Introducing Ascend Asks – our new series featuring a variety of senior leaders on their career journey, industry insights and how they advocate diversity and inclusion every day.
Bruce Choy has worked in most corners of the world – North America, South America, Asia, Europe and Australasia. Now, he calls Canada home. To say that he is a global citizen would be an understatement.
Global mobility like that may seem like a far reality in a COVID-19 world but Bruce’s experience understanding various industries and cultures has helped him adapt and stay resilient in our new world of work.
We decided to pick his brain and asked him to share some of his words of wisdom. Keep reading for more on how Bruce reflects on new career opportunities, deals with change and advocates for inclusion.
When first considering a career, did you see yourself in consulting? Looking back, what advice would you give your younger self beginning his career?
Not in my wildest imagination did I see myself in consulting. I started my career as a classical scholar. After completing my PhD and a stint overseas at a research centre, I returned to Australia as a tenure-track academic and I expected to be a professor for life. I had the ‘left turn’ in my career when my research in mathematics surprisingly translated well into capital markets and derivative pricing. I then discovered my affinity to banking and its broader function in fostering economic development and social mobility.
If I had a message in a bottle to my younger self, it would be to check some of my impostor syndrome tendencies at the door and dive right in. I was hesitant in those early years to take on a PhD student under my wing leading to my, and my PhD supervisor’s, disappointment of not continuing the academic “family tree” – one that can be traced back to mathematicians like Fourier and Lagrange. Unrelated to career, I still have yet to train up a ‘black-belt’ of my own despite being a qualified as a martial arts instructor for the past decade and a half! You could say I’m like a Mr. Miyagi still waiting rather than actively seeking for his Daniel-san.
What are some of the things you look for when moving into a new role or industry? Any advice you would give to those looking to make a switch?
Most of my career moves were unexpected opportunities, often not planned.
I’ve moved from academia to banking and then banking to consulting. My advice for when switching fields: be prepared to accept a significant step down initially. This gives you time to learn the new field, then use some of your prior skills to help quickly move back up the ladder. For example, as an academic, I had been running teams and large research projects; when I entered the trading floor I was back individually coding and solving math equations. Then my past transferable people and project management experience gave me the leg up for opportunities in my new industry.
As an example of unplanned, my move to Toronto happened after a one-day visit to the city for my interview so I’m definitely not a role model for those who want a measured approach to their careers! 🙂
Surely a lot has changed since you first began working, but is there anything that’s stayed the same in the way we work and progress in our careers?
It may be cliché but the thing that stays the same is inevitable change. Always learning and critical thinking are the two key attributes to not only survive but thrive in this changing world.

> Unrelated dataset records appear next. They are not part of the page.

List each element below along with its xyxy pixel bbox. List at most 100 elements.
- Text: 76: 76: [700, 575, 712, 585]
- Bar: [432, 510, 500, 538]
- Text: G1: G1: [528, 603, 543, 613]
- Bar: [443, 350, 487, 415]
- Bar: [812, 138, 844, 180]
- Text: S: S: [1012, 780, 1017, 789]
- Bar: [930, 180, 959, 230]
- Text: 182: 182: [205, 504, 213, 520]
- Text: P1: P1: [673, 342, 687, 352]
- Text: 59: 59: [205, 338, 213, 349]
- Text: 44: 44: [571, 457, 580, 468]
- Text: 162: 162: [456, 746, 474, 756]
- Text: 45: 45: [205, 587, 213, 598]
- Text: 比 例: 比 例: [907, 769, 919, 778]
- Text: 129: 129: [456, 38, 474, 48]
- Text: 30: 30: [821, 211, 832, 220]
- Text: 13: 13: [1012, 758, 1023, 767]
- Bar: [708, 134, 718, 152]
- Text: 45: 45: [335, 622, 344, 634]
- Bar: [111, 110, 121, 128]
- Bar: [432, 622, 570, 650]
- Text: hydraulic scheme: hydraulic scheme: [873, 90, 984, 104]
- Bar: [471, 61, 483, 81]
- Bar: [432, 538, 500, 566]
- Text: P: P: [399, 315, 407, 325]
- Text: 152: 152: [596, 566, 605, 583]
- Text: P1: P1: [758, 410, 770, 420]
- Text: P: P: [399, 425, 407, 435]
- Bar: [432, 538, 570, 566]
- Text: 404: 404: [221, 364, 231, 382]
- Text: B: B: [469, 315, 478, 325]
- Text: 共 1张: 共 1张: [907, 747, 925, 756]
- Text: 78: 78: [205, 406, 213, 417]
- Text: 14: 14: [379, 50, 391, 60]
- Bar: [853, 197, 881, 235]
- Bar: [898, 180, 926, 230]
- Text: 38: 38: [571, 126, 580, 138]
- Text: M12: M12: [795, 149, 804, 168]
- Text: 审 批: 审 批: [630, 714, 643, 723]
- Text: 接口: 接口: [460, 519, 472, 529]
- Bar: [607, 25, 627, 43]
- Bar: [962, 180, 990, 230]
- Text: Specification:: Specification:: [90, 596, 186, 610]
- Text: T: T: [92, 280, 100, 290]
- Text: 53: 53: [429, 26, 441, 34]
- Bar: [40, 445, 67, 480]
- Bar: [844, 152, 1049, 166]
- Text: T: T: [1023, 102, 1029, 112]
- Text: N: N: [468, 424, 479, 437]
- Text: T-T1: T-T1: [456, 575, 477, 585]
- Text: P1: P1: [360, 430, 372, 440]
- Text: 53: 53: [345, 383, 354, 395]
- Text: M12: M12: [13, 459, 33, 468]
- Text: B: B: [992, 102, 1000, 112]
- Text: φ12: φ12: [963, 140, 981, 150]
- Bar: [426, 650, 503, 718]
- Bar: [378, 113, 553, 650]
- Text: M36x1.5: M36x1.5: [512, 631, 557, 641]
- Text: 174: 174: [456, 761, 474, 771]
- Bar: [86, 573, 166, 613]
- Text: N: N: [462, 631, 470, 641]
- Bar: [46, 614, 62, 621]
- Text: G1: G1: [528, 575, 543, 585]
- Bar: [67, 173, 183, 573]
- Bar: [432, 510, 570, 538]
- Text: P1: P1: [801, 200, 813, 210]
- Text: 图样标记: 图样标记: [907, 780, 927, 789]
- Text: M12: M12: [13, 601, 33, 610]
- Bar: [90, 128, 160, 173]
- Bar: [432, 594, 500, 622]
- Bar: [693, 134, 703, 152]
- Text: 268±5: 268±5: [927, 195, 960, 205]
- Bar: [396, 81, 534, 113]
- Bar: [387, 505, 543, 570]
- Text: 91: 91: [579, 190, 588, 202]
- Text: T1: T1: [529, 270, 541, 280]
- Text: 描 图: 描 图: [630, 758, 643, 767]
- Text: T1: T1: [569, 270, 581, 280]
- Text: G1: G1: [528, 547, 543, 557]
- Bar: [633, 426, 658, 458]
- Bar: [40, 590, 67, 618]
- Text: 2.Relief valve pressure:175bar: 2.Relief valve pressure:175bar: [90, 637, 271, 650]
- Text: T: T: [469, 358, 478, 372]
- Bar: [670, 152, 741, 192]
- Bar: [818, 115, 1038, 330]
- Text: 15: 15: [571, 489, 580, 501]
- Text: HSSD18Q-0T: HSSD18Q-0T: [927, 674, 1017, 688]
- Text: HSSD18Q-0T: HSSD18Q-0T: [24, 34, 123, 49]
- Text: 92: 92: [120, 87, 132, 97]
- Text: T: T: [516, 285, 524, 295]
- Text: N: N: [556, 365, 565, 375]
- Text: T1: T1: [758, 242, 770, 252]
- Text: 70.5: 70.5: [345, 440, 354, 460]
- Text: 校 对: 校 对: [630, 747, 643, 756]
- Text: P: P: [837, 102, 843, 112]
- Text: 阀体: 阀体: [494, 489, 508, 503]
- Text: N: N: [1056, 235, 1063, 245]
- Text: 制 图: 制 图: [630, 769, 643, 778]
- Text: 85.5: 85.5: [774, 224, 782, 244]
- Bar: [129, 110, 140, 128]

Always learning is that special combination of curiosity to explore and humility to acknowledge you don’t know all the answers. I recall back when I was interviewing for the trading floor, I was asked about a derivative options problem and I had no idea what they were talking about! I was upfront about my lack of knowledge and the hiring managers let me read up on it during the interview. Admitting that I didn’t know actually worked in my favour because they could see how I was able to learn their math in real time.
Critical thinking helps to not take what we learn at face value. For example, we often hear career advice from leaders (such as articles like this!); critically think about just how much of their advice is influenced by survivor bias. Much of the advice we hear just doesn’t pass the critical thinking test or apply to today’s world.
In light of the recent events around racism, what are some of the ways that you stay inclusive and build equity on a day to day basis?
Human nature and systemic issues will always make the playing field uneven for certain demographics. I view affirmative action not as anti-meritocratic or nepotistic, but simply a means of leveling the big-picture playing field.
For my small part, over the past decade I made the conscious decision only to mentor women or BIPOC.
It’s also about providing stretch opportunities and safe spaces to allow mentees to practice taking risk. This is where not-for-profit organizations are so great: look at how many volunteers in Ascend Canada have had opportunities to try something new, get exposure and build confidence from it.
I have recently taken up an additional role with the Risk Management Association (Toronto), a not-for-profit industry association, with the mandate to modernize it to this post COVID19 era. If there are folks at Ascend Canada who want to put their hand up to try something out – get in touch and let’s see what opportunities I can create for you!
Talk to us a bit about your transition to Canada – what was the biggest culture change for you?
I had been living in the United States for the previous four years before being transferred to Toronto by PwC. So I was already familiar with North American cultural norms. I’m Australian, and compared to the US, Canada felt familiar being a Commonwealth country with similar societal structures and values. As such I was fortunate, I didn’t have a massive culture shock with this last move – however, I’ll admit that snow is still a novelty to me!